盘马老爹
阿妙的目光依旧紧紧锁定着那个方向,仿佛被无形的力量牵引,直到三四秒后才勉强收回视线。她将吴邪安全送进屋,随后缓缓转身,步履沉重地返回了自己的吊脚楼。
第二天阿贵叔带着吴邪他们去找盘马老爹,但从盘马老爹的儿子口中得知:“我爹进山了,只有我在家里”。
他们走出门后没多久,就有一个女人也来到了这里,阿妙看着她的穿着打扮、行事风格,恍惚间像是看到了阿宁。
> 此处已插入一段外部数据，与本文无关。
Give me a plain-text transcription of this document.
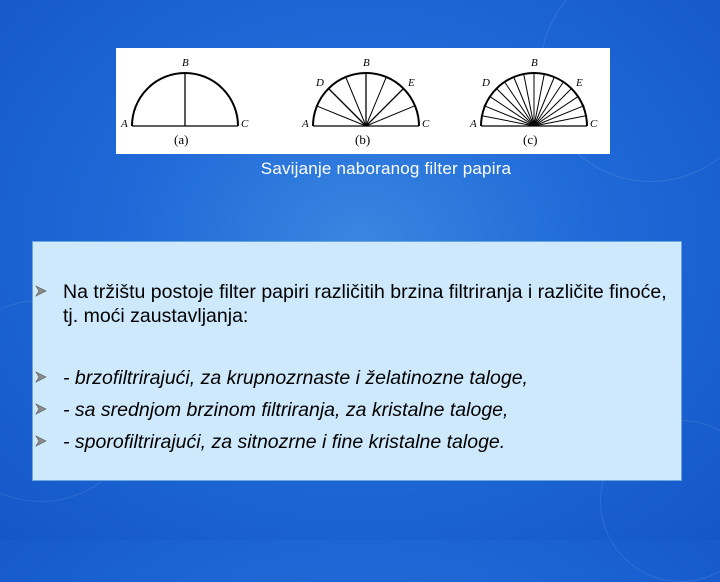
B
A	C
(a)
B
A	C
D	E
(b)
B
A	C
D	E
(c)
Savijanje naboranog filter papira
Na tržištu postoje filter papiri različitih brzina filtriranja i različite finoće, tj. moći zaustavljanja:
- brzofiltrirajući, za krupnozrnaste i želatinozne taloge,
- sa srednjom brzinom filtriranja, za kristalne taloge,
- sporofiltrirajući, za sitnozrne i fine kristalne taloge.
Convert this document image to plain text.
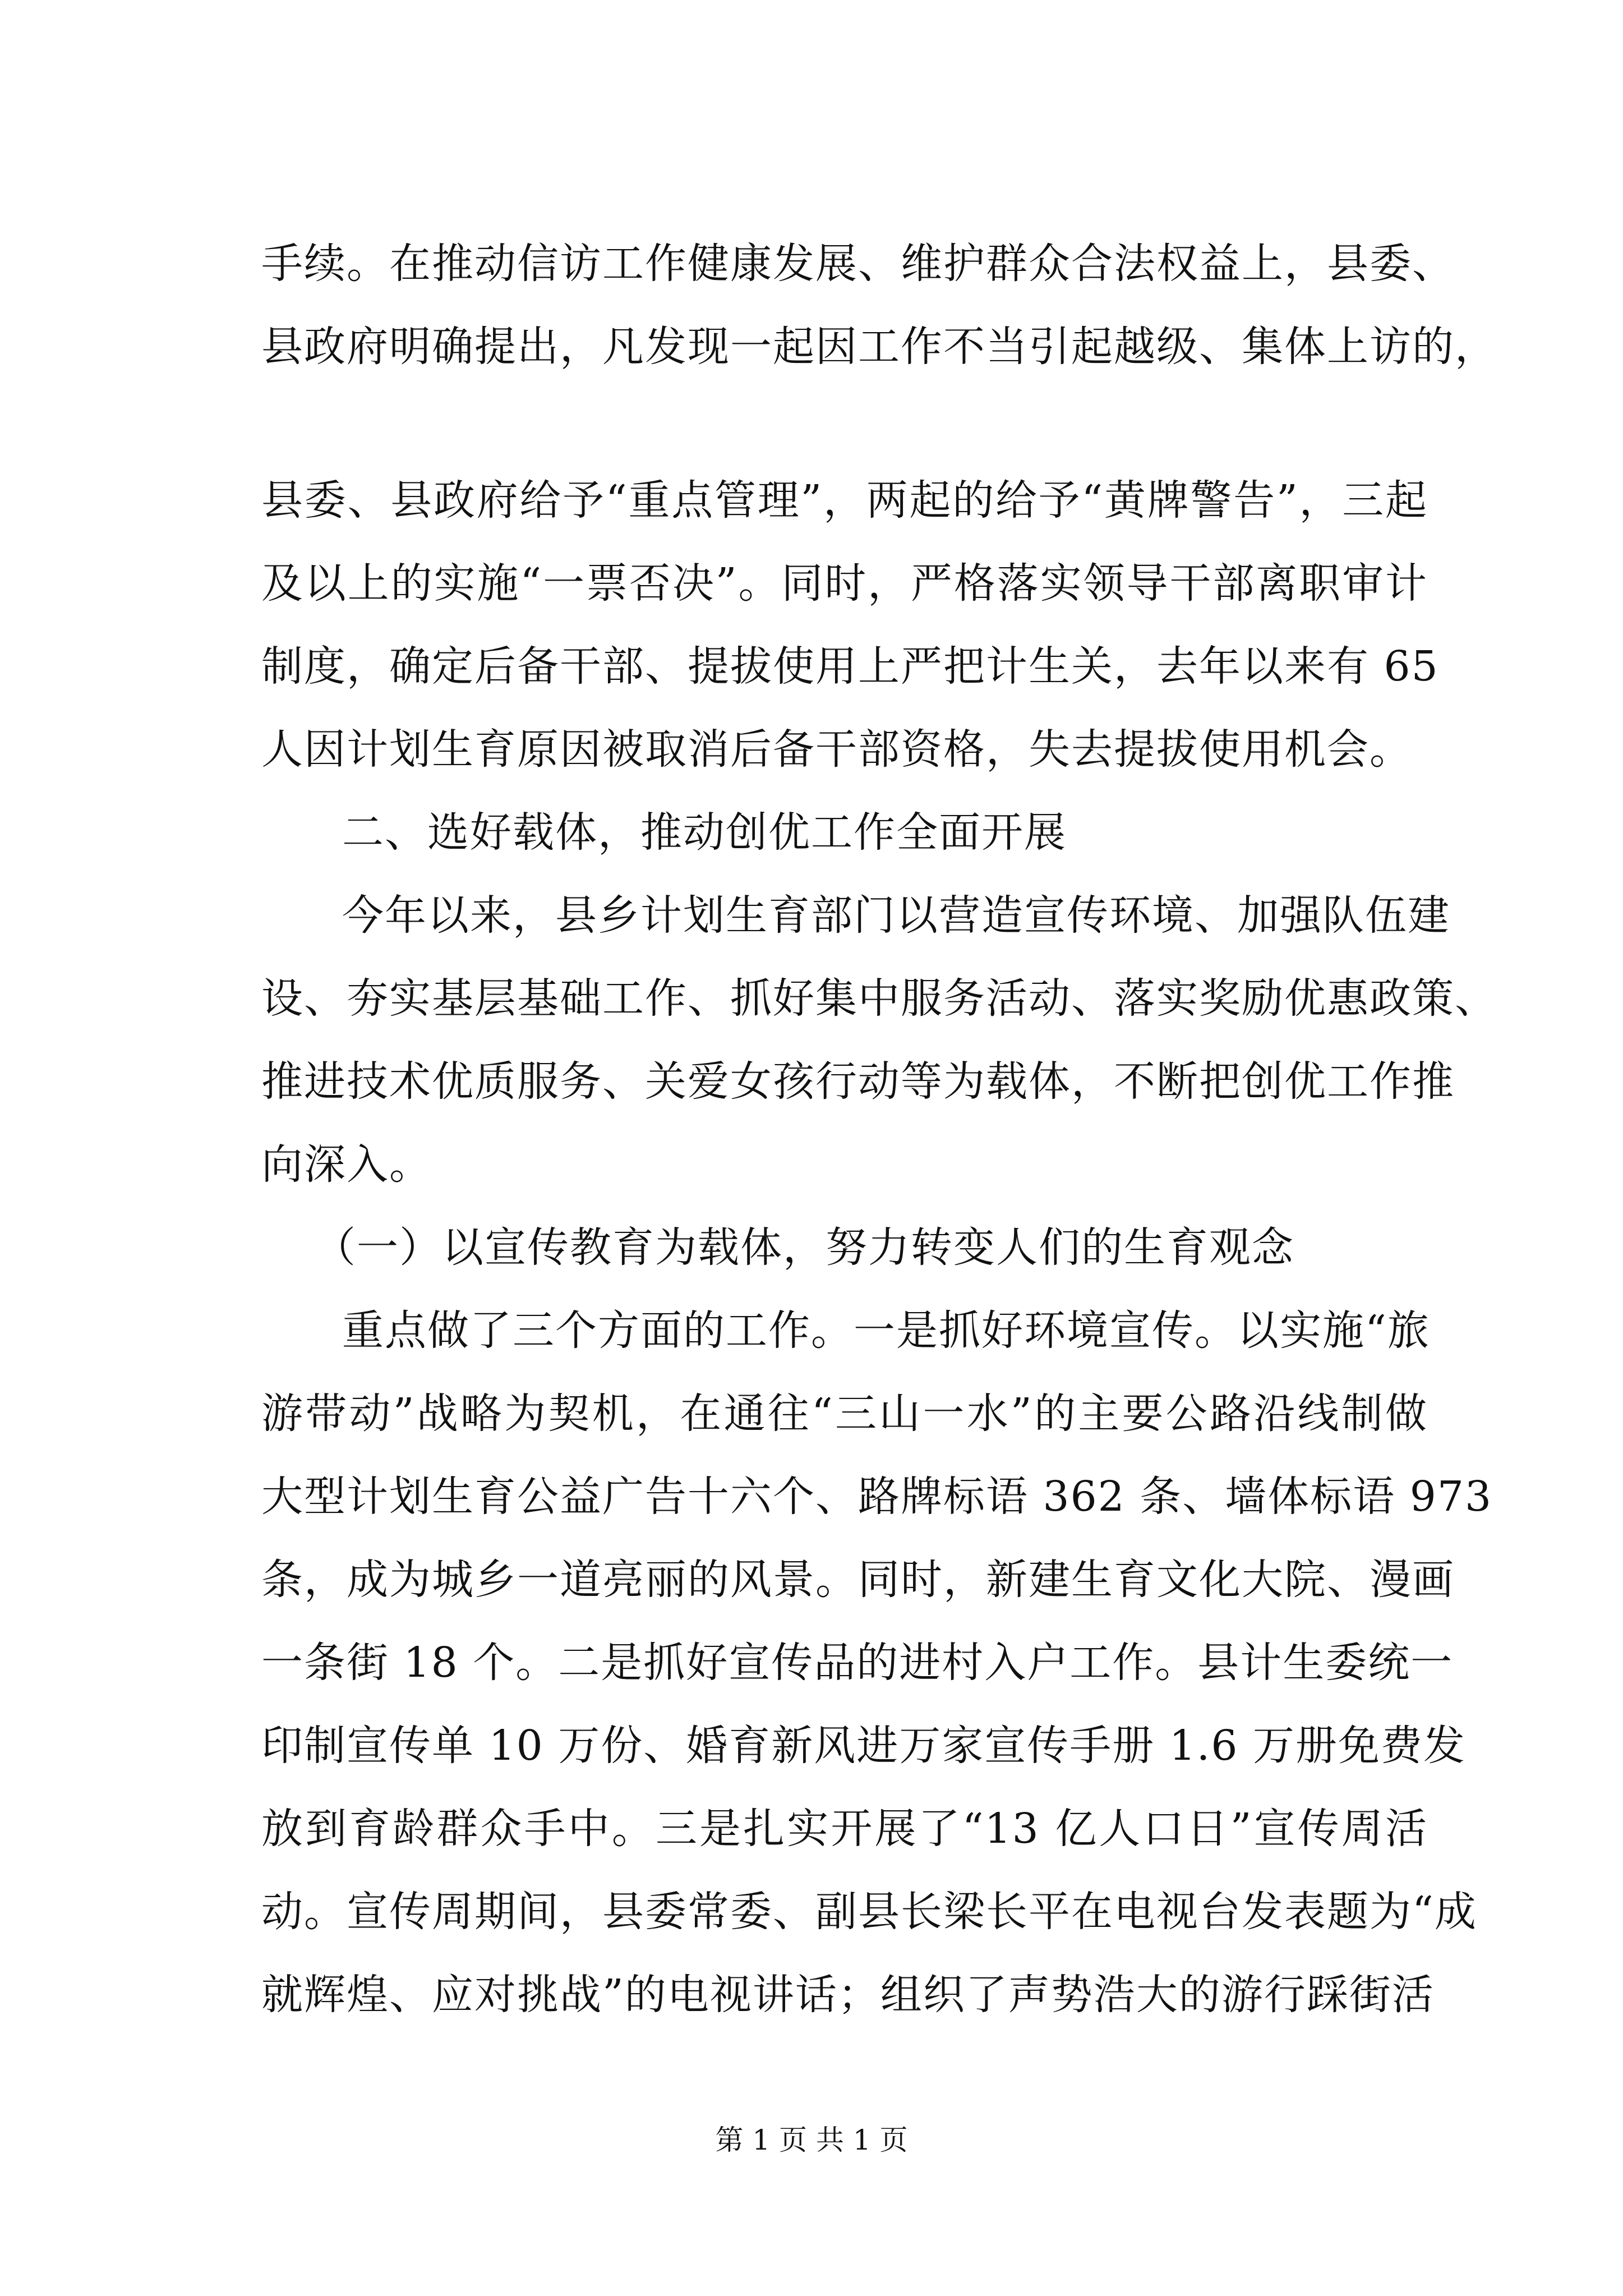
手续。在推动信访工作健康发展、维护群众合法权益上，县委、
县政府明确提出，凡发现一起因工作不当引起越级、集体上访的，
县委、县政府给予“重点管理”，两起的给予“黄牌警告”，三起
及以上的实施“一票否决”。同时，严格落实领导干部离职审计
制度，确定后备干部、提拔使用上严把计生关，去年以来有 65
人因计划生育原因被取消后备干部资格，失去提拔使用机会。
二、选好载体，推动创优工作全面开展
今年以来，县乡计划生育部门以营造宣传环境、加强队伍建
设、夯实基层基础工作、抓好集中服务活动、落实奖励优惠政策、
推进技术优质服务、关爱女孩行动等为载体，不断把创优工作推
向深入。
（一）以宣传教育为载体，努力转变人们的生育观念
重点做了三个方面的工作。一是抓好环境宣传。以实施“旅
游带动”战略为契机，在通往“三山一水”的主要公路沿线制做
大型计划生育公益广告十六个、路牌标语 362 条、墙体标语 973
条，成为城乡一道亮丽的风景。同时，新建生育文化大院、漫画
一条街 18 个。二是抓好宣传品的进村入户工作。县计生委统一
印制宣传单 10 万份、婚育新风进万家宣传手册 1.6 万册免费发
放到育龄群众手中。三是扎实开展了“13 亿人口日”宣传周活
动。宣传周期间，县委常委、副县长梁长平在电视台发表题为“成
就辉煌、应对挑战”的电视讲话；组织了声势浩大的游行踩街活
第 1 页 共 1 页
吴邪他们在不远处听着这女人提起什么“钱、东西”之类的字眼,并且见要找的人不在家中,叮嘱了几句就离开了。
“这个女人和阿宁姐一样,也是裘德考的人”。阿妙看着她离开说
“大妹子,你怎么知道?”
汪妙摆了摆手:“公司的人差不多都这样”
胖子将从这个年轻人嘴里套出来的话告诉了吴邪他们,原来所谓的“东西”是盘马老爹在山里捡来的“铁块”,因为家里孩子急等着钱上学,正好又有人愿意出高价买下来,所以就动了心思想要卖掉。可盘马老爹不愿意,就偷偷藏了起来,那女人几次三番拿不到东西,所以才显得不耐烦。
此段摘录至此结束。